The purity of rmCIRP preparation was examined by SDS-PAGE staining with Coomassie blue, showing a major band at 24 kDa and very minor bands at other positions (). The identity of rmCIRP was further confirmed by Western blotting against antibodies to CIRP from two different sources, one generated from our laboratory and the other from ProteinTech (). The purified rmCIRP was further validated by amino acid sequence analysis using LC-MS/MS at the Proteomics Resource Center of the Rockefeller University, New York. The recombinant protein was identified as CIRP with >95% confidence using the MASCOT database search algorithm.

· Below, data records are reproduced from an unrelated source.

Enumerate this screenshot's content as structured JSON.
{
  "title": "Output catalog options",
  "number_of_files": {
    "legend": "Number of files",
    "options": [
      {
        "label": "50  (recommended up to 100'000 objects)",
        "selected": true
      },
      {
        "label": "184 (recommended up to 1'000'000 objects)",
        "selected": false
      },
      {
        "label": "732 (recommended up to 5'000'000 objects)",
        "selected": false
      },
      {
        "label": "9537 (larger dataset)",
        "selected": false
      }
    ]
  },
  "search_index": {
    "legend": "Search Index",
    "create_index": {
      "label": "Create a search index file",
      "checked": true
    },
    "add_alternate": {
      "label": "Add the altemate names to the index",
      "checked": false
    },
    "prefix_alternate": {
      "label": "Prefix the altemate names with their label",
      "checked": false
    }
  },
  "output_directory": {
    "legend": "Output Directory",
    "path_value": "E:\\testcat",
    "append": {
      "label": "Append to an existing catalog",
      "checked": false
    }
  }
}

Production of antisera to CIRP

Antisera against the purified rmCIRP were raised in New Zealand White rabbits by standard procedures at Covance (Princeton, New Jersey). The IgG fraction was isolated from antisera by immobilized immunopure protein-A and -G chromatography (Pierce). The specificity of antisera to CIRP was examined by Western blotting against its purified protein. LPS was undetectable in the antiserum preparations as measured by LAL assay (Cambrex). The same process was performed to purify rabbit serum control IgG.

Table 1

Binding affinity of rhCIRP to pattern-recognition receptors and MD2

Analyte	Immobilized	KD (M)
rhCIRP	rhTLR4	6.17 × 10−7
rhMD2	rhCIRP	3.02 × 10−7
rhTLR4/MD2	rhCIRP	2.39 × 10−7
rhMD2	rhTLR4	5.37 × 10−8
rhRAGE	rhCIRP	3.31 × 10−8
rhTLR2	rhCIRP	2.58 × 10−7

Representative sensorgrams of the analyte analysis are shown in from two to three independent experiments.